In which case, it is definitely Sexy Next Door who, after Mustache saves her from her mean boyfriend, decides she wants to 1. slowly rub her bloody lip all over Mustache’s mustache in a slooooow and seeexxxxy way and 2. help him do crimes to find his sister. Why are crimes necessary to find his sister you might ask? Because that is what the wizard at the end of the hallway said to do and he knows because he wrote a wizard book called Dark Forces. (Ps, it’s actually Fuego Negro which means Black Fire which is a way cooler name? And also would have meant I wouldn’t have had to watch this very bad movie right now.) And I’m calling him Wizard because he has a terrible Spirit Halloween bald cap/long white hair wig and owns candles and shit even though there is so little context in this film I have no idea who he actually is or why he’s there. Mustache takes his advice with absolutely zero questions asked and goes a’crimin with his new sexy girlfriend.

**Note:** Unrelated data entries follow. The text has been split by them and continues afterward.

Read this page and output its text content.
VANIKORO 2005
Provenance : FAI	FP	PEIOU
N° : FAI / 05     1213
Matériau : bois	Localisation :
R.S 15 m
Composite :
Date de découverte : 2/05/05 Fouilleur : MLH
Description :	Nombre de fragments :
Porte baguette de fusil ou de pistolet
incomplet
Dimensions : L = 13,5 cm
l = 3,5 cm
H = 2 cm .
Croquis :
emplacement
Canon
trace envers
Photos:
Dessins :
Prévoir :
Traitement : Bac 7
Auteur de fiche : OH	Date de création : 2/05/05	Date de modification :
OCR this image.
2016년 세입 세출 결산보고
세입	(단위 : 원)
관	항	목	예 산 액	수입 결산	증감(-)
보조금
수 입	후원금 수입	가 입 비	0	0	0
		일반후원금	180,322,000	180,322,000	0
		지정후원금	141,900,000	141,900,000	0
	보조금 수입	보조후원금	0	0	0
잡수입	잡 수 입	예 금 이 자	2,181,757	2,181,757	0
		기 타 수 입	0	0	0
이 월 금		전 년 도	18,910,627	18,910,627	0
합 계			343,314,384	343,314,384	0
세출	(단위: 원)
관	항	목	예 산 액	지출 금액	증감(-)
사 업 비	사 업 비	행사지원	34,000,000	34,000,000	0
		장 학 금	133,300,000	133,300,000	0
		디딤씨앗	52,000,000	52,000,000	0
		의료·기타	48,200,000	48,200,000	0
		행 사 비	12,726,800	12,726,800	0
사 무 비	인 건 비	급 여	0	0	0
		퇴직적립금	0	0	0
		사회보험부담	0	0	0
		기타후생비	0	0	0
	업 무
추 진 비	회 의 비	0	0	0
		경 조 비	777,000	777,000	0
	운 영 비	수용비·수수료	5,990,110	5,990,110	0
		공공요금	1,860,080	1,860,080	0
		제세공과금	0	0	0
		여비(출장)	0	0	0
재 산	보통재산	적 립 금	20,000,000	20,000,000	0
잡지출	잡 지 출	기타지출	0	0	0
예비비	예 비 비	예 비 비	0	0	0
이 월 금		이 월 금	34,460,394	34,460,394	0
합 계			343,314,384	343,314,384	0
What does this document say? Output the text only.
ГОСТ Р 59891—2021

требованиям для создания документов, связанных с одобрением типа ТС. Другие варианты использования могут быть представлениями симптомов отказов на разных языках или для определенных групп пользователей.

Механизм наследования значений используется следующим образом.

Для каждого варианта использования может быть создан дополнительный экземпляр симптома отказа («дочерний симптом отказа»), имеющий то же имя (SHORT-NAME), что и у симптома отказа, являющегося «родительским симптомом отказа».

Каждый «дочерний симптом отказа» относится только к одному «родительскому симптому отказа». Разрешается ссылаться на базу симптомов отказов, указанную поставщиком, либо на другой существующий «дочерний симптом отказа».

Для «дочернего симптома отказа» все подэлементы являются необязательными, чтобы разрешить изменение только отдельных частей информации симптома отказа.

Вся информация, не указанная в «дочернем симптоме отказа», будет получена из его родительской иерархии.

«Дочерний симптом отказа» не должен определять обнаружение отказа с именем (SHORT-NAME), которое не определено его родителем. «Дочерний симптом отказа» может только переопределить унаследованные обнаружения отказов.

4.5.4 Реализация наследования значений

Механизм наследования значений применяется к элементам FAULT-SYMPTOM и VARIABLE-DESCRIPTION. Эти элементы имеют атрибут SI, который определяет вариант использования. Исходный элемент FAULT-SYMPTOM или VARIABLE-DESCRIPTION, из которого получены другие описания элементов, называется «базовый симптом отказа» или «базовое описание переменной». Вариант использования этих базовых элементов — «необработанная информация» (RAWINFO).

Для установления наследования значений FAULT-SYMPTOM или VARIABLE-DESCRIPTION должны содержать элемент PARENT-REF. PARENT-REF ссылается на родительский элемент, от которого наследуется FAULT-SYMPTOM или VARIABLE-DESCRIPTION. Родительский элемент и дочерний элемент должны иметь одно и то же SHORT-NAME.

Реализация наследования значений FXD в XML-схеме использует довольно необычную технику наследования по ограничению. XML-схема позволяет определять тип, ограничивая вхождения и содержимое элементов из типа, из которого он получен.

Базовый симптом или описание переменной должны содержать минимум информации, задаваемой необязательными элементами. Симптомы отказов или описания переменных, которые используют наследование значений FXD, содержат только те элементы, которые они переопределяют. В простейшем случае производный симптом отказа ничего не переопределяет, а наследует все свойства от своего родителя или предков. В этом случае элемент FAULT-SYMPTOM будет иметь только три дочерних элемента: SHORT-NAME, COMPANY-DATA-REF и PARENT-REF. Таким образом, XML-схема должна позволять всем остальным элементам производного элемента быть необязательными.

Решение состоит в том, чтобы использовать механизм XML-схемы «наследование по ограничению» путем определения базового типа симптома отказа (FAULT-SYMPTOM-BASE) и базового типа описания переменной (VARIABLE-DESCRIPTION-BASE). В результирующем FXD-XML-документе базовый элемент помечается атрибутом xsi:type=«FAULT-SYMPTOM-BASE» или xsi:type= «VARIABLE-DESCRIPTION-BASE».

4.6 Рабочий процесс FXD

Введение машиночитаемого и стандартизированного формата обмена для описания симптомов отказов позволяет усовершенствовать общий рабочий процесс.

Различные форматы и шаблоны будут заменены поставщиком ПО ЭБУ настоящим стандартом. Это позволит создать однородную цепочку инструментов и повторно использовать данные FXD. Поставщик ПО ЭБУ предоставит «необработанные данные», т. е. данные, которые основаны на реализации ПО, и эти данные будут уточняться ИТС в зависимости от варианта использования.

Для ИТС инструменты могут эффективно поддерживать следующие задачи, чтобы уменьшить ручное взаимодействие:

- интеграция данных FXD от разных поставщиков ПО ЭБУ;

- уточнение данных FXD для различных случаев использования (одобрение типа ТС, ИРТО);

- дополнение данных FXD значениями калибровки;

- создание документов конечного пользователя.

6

And Sexy Girlfriend just gets SO TURNED ON BY DOING CRIMES Y’ALL. She gets all excited and we are treated to a bunch of seeeexxxxxxy sex scenes while Mustache has a bunch of ‘Nam flashbacks that make him wonder if this woman is actually on his side, but that will absolutely not stop him from having two more sex scenes with her before this movie is over.

But wait, there’s ALSO an Albino Lady on the roof who is ~*mysterious*~ and knows things and if you pay her mother $2,000 she can tell you the things she knows, like where your missing sister is! So….let’s do that I guess, since it’s so convenient. And then go hunt around a crime syndicate looking for Mustache’s old boss. And…have sex dreams about Wizard? I do not understand this movie even a little bit.

The point is that there is a demon thing inside Wizard shaped exactly like a double-ended dildo that you vomit out of your mouth directly into someone else’s to capture their soul or whatever. Anyway. That’s where I’m done reviewing this movie.

I’m torn about what to give it but…..THREE HORRORS because it’s so bad it barely deserves 2 but I had the right combination of wine and edibles that gave me the enjoyment of a 4. You can absolutely MST3K your way through this thing and have a grand time but jesus christ is it bad. Results may vary, view at your own risk.